DESCRIPTION OF FIGURES
[0020] FIG. 1 is a block diagram of an exemplary system for
priority policing of requests with deferred determination of
priority level, according to an illustrative embodiment of the
invention.
[0021] FIG. 2 is a flow diagram of an exemplary method for priority
policing of requests with deferred determination of priority level,
according to an illustrative embodiment of the invention.
[0022] FIG. 3 is a block diagram of an exemplary multi-stage system
with a single classifier for priority policing of requests with
deferred determination of priority level, according to an
illustrative embodiment of the invention.
[0023] FIG. 4 is a block diagram of an exemplary multi-stage system
with a separate classifier per stage for priority policing of
requests with deferred determination of priority level, according
to an illustrative embodiment of the invention.
DETAILED DESCRIPTION
[0024] FIG. 1 is a block diagram of an exemplary system 100 for
priority policing of requests with deferred determination of
priority level, according to an illustrative embodiment of the
invention. The system 100 includes an input data stream 105, a
priority policer 110, a classifier 120, a policer packet drop 130,
and a classifier packet drop 140.
[0025] In some embodiments, the classifier 120 is a hardware or
software module (e.g., implemented on a processor or other
computing device) which determines a priority value to assign to
the packets received from the priority policer 110. The classifier
120 determines the priority value based on one or more of: the
contents of a network protocol header associated with the packet,
application data associated with the packet, and metadata (e.g., an
input interface, a VLAN identification) associated with the packet.
For example, the classifier 120 can determine a priority value
based on a source IP address of the packet, a destination IP
address of the packet, a source transport port of the packet, a
destination transport port of the packet, a protocol type of the
packet, a SIP message type of the packet, or a SIP callid (e.g., an
identifier that refers to the call session) associated with the
packet.
[0026] In some embodiments, the policer packet drop 130 is a data
link between the priority policer 110 and a device outside the
system 100 over which the dropped packet is transmitted. In other
embodiments, the policer packet drop 130 is a physical memory
location where dropped packets are stored for later processing. In
still other embodiments, the policer packet drop 130 is a device or
module that destroys the dropped packets.

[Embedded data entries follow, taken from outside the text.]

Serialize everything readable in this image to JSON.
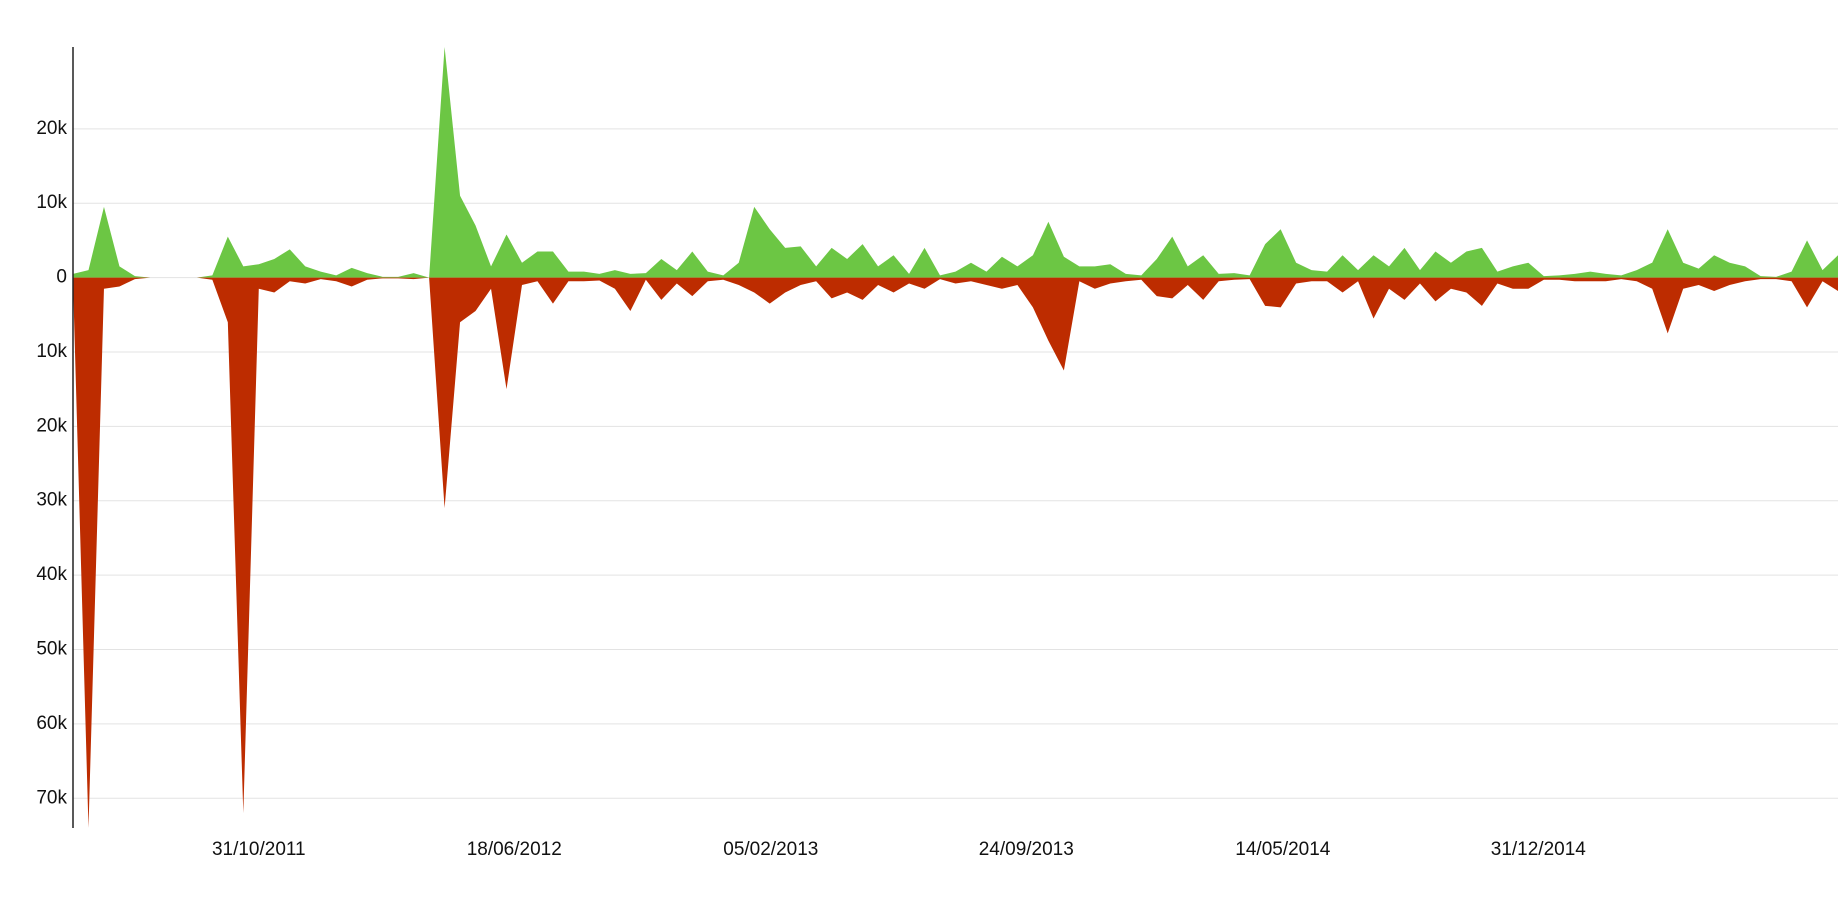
{
  "chart_data": {
    "type": "area",
    "x": [
      "16/05/2011",
      "30/05/2011",
      "13/06/2011",
      "27/06/2011",
      "11/07/2011",
      "25/07/2011",
      "08/08/2011",
      "22/08/2011",
      "05/09/2011",
      "19/09/2011",
      "03/10/2011",
      "17/10/2011",
      "31/10/2011",
      "14/11/2011",
      "28/11/2011",
      "12/12/2011",
      "26/12/2011",
      "09/01/2012",
      "23/01/2012",
      "06/02/2012",
      "20/02/2012",
      "05/03/2012",
      "19/03/2012",
      "02/04/2012",
      "16/04/2012",
      "30/04/2012",
      "14/05/2012",
      "28/05/2012",
      "11/06/2012",
      "25/06/2012",
      "09/07/2012",
      "23/07/2012",
      "06/08/2012",
      "20/08/2012",
      "03/09/2012",
      "17/09/2012",
      "01/10/2012",
      "15/10/2012",
      "29/10/2012",
      "12/11/2012",
      "26/11/2012",
      "10/12/2012",
      "24/12/2012",
      "07/01/2013",
      "21/01/2013",
      "04/02/2013",
      "18/02/2013",
      "04/03/2013",
      "18/03/2013",
      "01/04/2013",
      "15/04/2013",
      "29/04/2013",
      "13/05/2013",
      "27/05/2013",
      "10/06/2013",
      "24/06/2013",
      "08/07/2013",
      "22/07/2013",
      "05/08/2013",
      "19/08/2013",
      "02/09/2013",
      "16/09/2013",
      "30/09/2013",
      "14/10/2013",
      "28/10/2013",
      "11/11/2013",
      "25/11/2013",
      "09/12/2013",
      "23/12/2013",
      "06/01/2014",
      "20/01/2014",
      "03/02/2014",
      "17/02/2014",
      "03/03/2014",
      "17/03/2014",
      "31/03/2014",
      "14/04/2014",
      "28/04/2014",
      "12/05/2014",
      "26/05/2014",
      "09/06/2014",
      "23/06/2014",
      "07/07/2014",
      "21/07/2014",
      "04/08/2014",
      "18/08/2014",
      "01/09/2014",
      "15/09/2014",
      "29/09/2014",
      "13/10/2014",
      "27/10/2014",
      "10/11/2014",
      "24/11/2014",
      "08/12/2014",
      "22/12/2014",
      "05/01/2015",
      "19/01/2015",
      "02/02/2015",
      "16/02/2015",
      "02/03/2015",
      "16/03/2015",
      "30/03/2015",
      "13/04/2015",
      "27/04/2015",
      "11/05/2015",
      "25/05/2015",
      "08/06/2015",
      "22/06/2015",
      "06/07/2015",
      "20/07/2015",
      "03/08/2015",
      "17/08/2015",
      "31/08/2015",
      "14/09/2015",
      "28/09/2015"
    ],
    "series": [
      {
        "color": "#6cc644",
        "values": [
          500,
          1000,
          9500,
          1500,
          200,
          0,
          0,
          0,
          0,
          300,
          5500,
          1500,
          1800,
          2500,
          3800,
          1500,
          800,
          300,
          1300,
          600,
          100,
          100,
          600,
          0,
          31000,
          11000,
          7000,
          1500,
          5800,
          2000,
          3500,
          3500,
          800,
          800,
          500,
          1000,
          500,
          600,
          2500,
          1000,
          3500,
          800,
          300,
          2000,
          9500,
          6500,
          4000,
          4200,
          1500,
          4000,
          2500,
          4500,
          1500,
          3000,
          500,
          4000,
          300,
          800,
          2000,
          800,
          2800,
          1500,
          3000,
          7500,
          2800,
          1500,
          1500,
          1800,
          500,
          300,
          2500,
          5500,
          1500,
          3000,
          500,
          600,
          300,
          4500,
          6500,
          2000,
          1000,
          800,
          3000,
          1000,
          3000,
          1500,
          4000,
          1000,
          3500,
          2000,
          3500,
          4000,
          800,
          1500,
          2000,
          200,
          300,
          500,
          800,
          500,
          300,
          1000,
          2000,
          6500,
          2000,
          1200,
          3000,
          2000,
          1500,
          200,
          100,
          800,
          5000,
          1000,
          3000
        ]
      },
      {
        "color": "#bd2c00",
        "values": [
          -500,
          -74000,
          -1500,
          -1200,
          -200,
          0,
          0,
          0,
          0,
          -300,
          -6000,
          -72000,
          -1500,
          -2000,
          -500,
          -800,
          -200,
          -500,
          -1200,
          -300,
          -100,
          -100,
          -200,
          0,
          -31000,
          -6000,
          -4500,
          -1500,
          -15000,
          -1000,
          -500,
          -3500,
          -500,
          -500,
          -400,
          -1500,
          -4500,
          -300,
          -3000,
          -800,
          -2500,
          -500,
          -300,
          -1000,
          -2000,
          -3500,
          -2000,
          -1000,
          -500,
          -2800,
          -2000,
          -3000,
          -1000,
          -2000,
          -800,
          -1500,
          -200,
          -800,
          -500,
          -1000,
          -1500,
          -1000,
          -4000,
          -8500,
          -12500,
          -500,
          -1500,
          -800,
          -500,
          -300,
          -2500,
          -2800,
          -1000,
          -3000,
          -500,
          -300,
          -200,
          -3800,
          -4000,
          -800,
          -500,
          -500,
          -2000,
          -500,
          -5500,
          -1500,
          -3000,
          -800,
          -3200,
          -1500,
          -2000,
          -3800,
          -800,
          -1500,
          -1500,
          -300,
          -300,
          -500,
          -500,
          -500,
          -200,
          -500,
          -1500,
          -7500,
          -1500,
          -1000,
          -1800,
          -1000,
          -500,
          -200,
          -200,
          -500,
          -4000,
          -500,
          -1800
        ]
      }
    ],
    "xlim": [
      "16/05/2011",
      "28/09/2015"
    ],
    "xticks": [
      "31/10/2011",
      "18/06/2012",
      "05/02/2013",
      "24/09/2013",
      "14/05/2014",
      "31/12/2014"
    ],
    "ylim": [
      -74000,
      31000
    ],
    "yticks": [
      {
        "value": 20000,
        "label": "20k"
      },
      {
        "value": 10000,
        "label": "10k"
      },
      0,
      {
        "value": -10000,
        "label": "10k"
      },
      {
        "value": -20000,
        "label": "20k"
      },
      {
        "value": -30000,
        "label": "30k"
      },
      {
        "value": -40000,
        "label": "40k"
      },
      {
        "value": -50000,
        "label": "50k"
      },
      {
        "value": -60000,
        "label": "60k"
      },
      {
        "value": -70000,
        "label": "70k"
      }
    ],
    "grid": true
  }
}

[0027] In some embodiments, the classifier packet drop 140 is a
data link between the classifier 120 and a device outside the
system 100 over which the dropped packet is transmitted. In other
embodiments, the classifier packet drop 140 is a physical memory
location where dropped packets are stored for later processing. In
still other embodiments, the classifier packet drop 140 is a device
or module that destroys the dropped packets.
[0028] The system 100 receives an input data stream 105. For
example, the input data stream 105 can be received from a device
associated with a communications carrier or service provider. The
input data stream 105 generally consists of a series of packets,
which are units of data formatted for transmission over a
communications network. A packet generally contains metadata and a
payload. The packet metadata includes attributes related to the
packet (e.g., arrival information, destination information, origin
information, encoding protocols, or structure of information in the
packet). The payload contains the user data to be transmitted.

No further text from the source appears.